Why? Because there is no such thing as a boring topic.
If you think something is boring, it may mean that you haven’t done the heavy lifting to identify the real reason this is compelling. You haven’t tried. You assume it’s boring.
If you want to find the “sex appeal” (and I’m using that term lightly—not everything has to appeal to actual sex to sell) in what you’re doing, sharing, selling—find the way in which it appeals to human craving, desire, or need.
That means: Everything is sexy. (Kind of.)
The way I see it is, if someone has found a way to earn a living from it, trust me, there’s something sexy there. It doesn’t have to be flashy-sexy, but it may appeal to what someone feels a driving need for, even if they don’t admit it out loud or in mixed company.
Take copyediting, for instance.
Copyediting is tedious, painstaking work. Some people really love doing it. Most don’t. But they want that service. Why? Because they’re “interested” in commas? Nope.
Because no one wants to look stupid. That’s why.
And if you don’t have a copyeditor read over your work and change “there” to “their,” you could end up feeling a little stupid.
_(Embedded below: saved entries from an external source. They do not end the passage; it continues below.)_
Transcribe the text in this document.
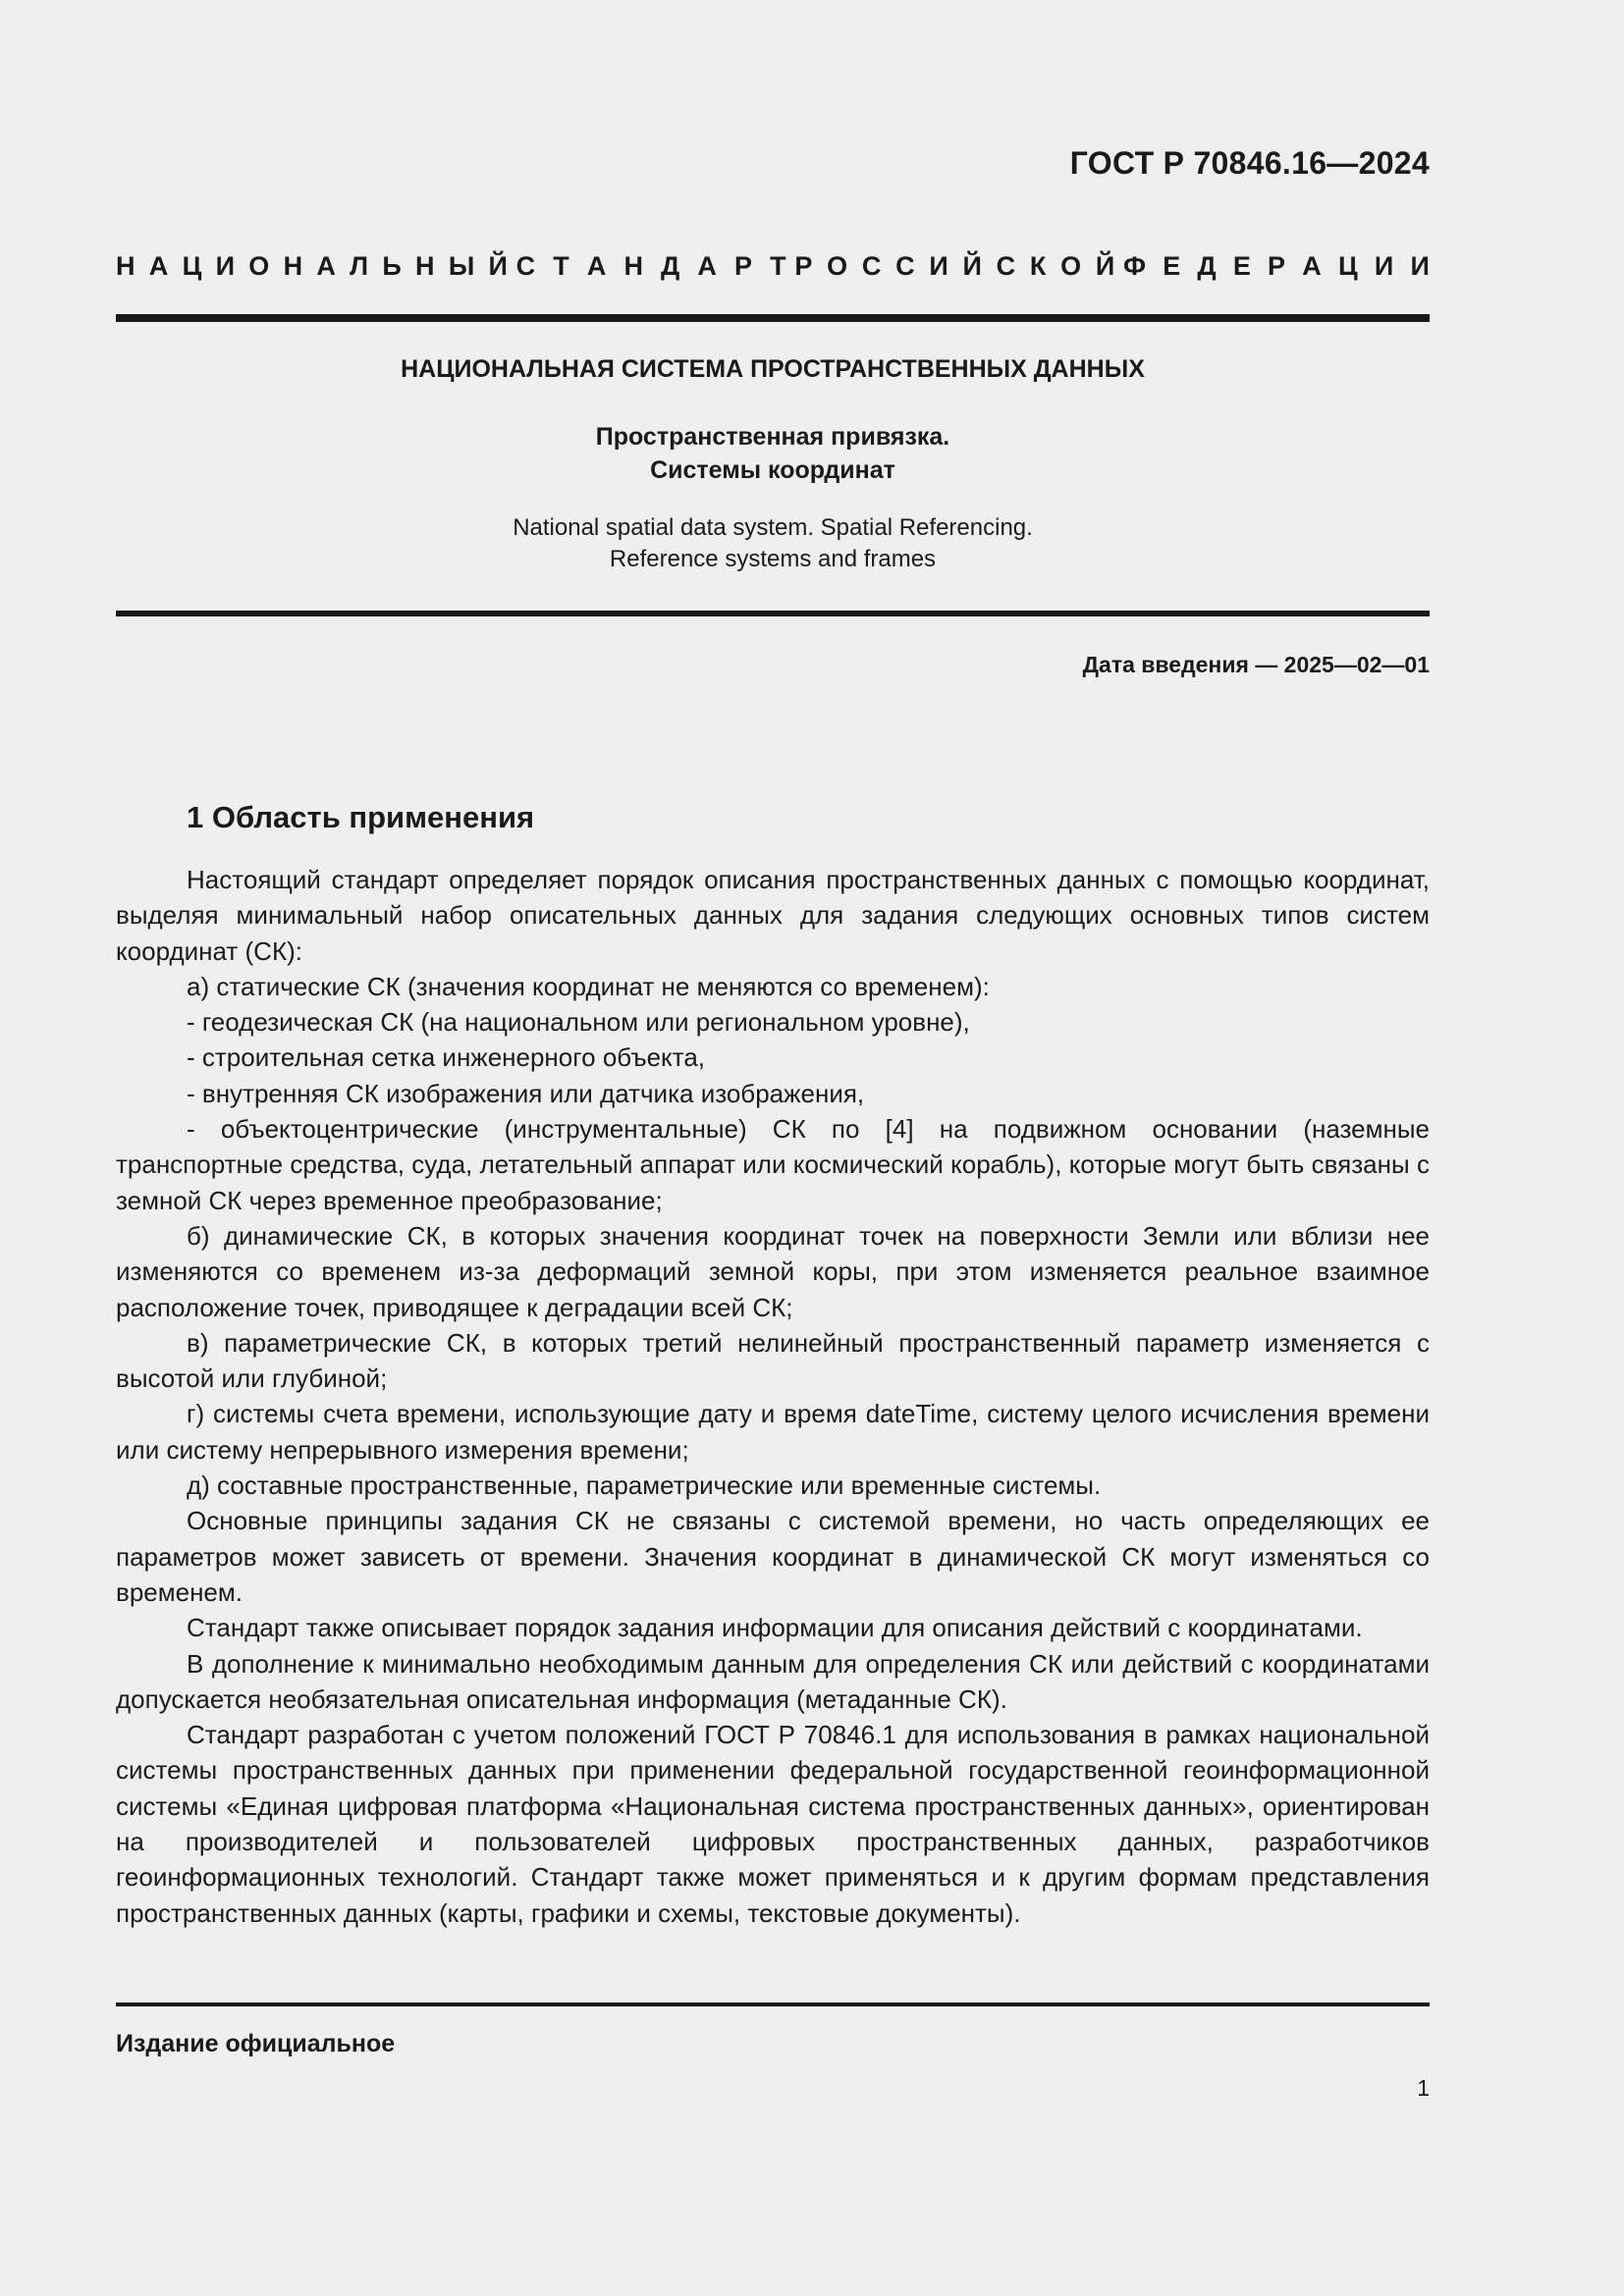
ГОСТ Р 70846.16—2024
Н А Ц И О Н А Л Ь Н Ы Й С Т А Н Д А Р Т Р О С С И Й С К О Й Ф Е Д Е Р А Ц И И
НАЦИОНАЛЬНАЯ СИСТЕМА ПРОСТРАНСТВЕННЫХ ДАННЫХ
Пространственная привязка.
Системы координат
National spatial data system. Spatial Referencing.
Reference systems and frames
Дата введения — 2025—02—01
1 Область применения

Настоящий стандарт определяет порядок описания пространственных данных с помощью координат, выделяя минимальный набор описательных данных для задания следующих основных типов систем координат (СК):

а) статические СК (значения координат не меняются со временем):

- геодезическая СК (на национальном или региональном уровне),

- строительная сетка инженерного объекта,

- внутренняя СК изображения или датчика изображения,

- объектоцентрические (инструментальные) СК по [4] на подвижном основании (наземные транспортные средства, суда, летательный аппарат или космический корабль), которые могут быть связаны с земной СК через временное преобразование;

б) динамические СК, в которых значения координат точек на поверхности Земли или вблизи нее изменяются со временем из-за деформаций земной коры, при этом изменяется реальное взаимное расположение точек, приводящее к деградации всей СК;

в) параметрические СК, в которых третий нелинейный пространственный параметр изменяется с высотой или глубиной;

г) системы счета времени, использующие дату и время dateTime, систему целого исчисления времени или систему непрерывного измерения времени;

д) составные пространственные, параметрические или временные системы.

Основные принципы задания СК не связаны с системой времени, но часть определяющих ее параметров может зависеть от времени. Значения координат в динамической СК могут изменяться со временем.

Стандарт также описывает порядок задания информации для описания действий с координатами.

В дополнение к минимально необходимым данным для определения СК или действий с координатами допускается необязательная описательная информация (метаданные СК).

Стандарт разработан с учетом положений ГОСТ Р 70846.1 для использования в рамках национальной системы пространственных данных при применении федеральной государственной геоинформационной системы «Единая цифровая платформа «Национальная система пространственных данных», ориентирован на производителей и пользователей цифровых пространственных данных, разработчиков геоинформационных технологий. Стандарт также может применяться и к другим формам представления пространственных данных (карты, графики и схемы, текстовые документы).

Издание официальное
1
I don’t know why copyeditors don’t lean on this more. Because you’re not hiring a comma-fixer; you’re hiring someone to make sure you look and sound as smart as you know you are.
Oh and by the way: There’s nothing inherently interesting, either.
There’s only what you find interesting. If you think a topic, issue, or business is inherently interesting, be careful—you could get lazy and assume that the product, service, or idea will sell itself. (It won’t.)
Anyone who’s ever been bored to near-death by someone at a dinner party knows this. But it has nothing to do with X topic. It has to do with the message and how it was delivered.
A bore is not someone who’s fascinated by things you’re not interested in; a bore is someone who hasn’t done the work to bridge that gap between what he finds interesting…and what you do. It’s lazy.
Finding the emotional pressure point in any message is critical—and without that point, well, yes, the copy or positioning may fall flat.
I think of brand messaging as a kind of of acupuncture. Words must be wielded with intention and skill if they’re going to work.
Sure, you can take a perfectly good acupuncture needle and stick it randomly into your arm. Chances are, nothing will happen. But it doesn’t mean that acupuncture never works.
When a needle is intentionally and skillfully applied to a precise point, it could send a ripple effect through your entire nervous system. It could change everything.
Don’t think your accounting software, wealth management firm, or crash course in quinoa is sexy enough? Oh, I beg to differ. As long as you know who the audience is and what they want, you can trigger that pressure point.
They key is stop worrying about or judging what seems inherently “interesting” or “boring” and set about doing the work that bridges the gap between what you have and what your audience wants.
Do that and zap! Nervous systems lighting up all over the place.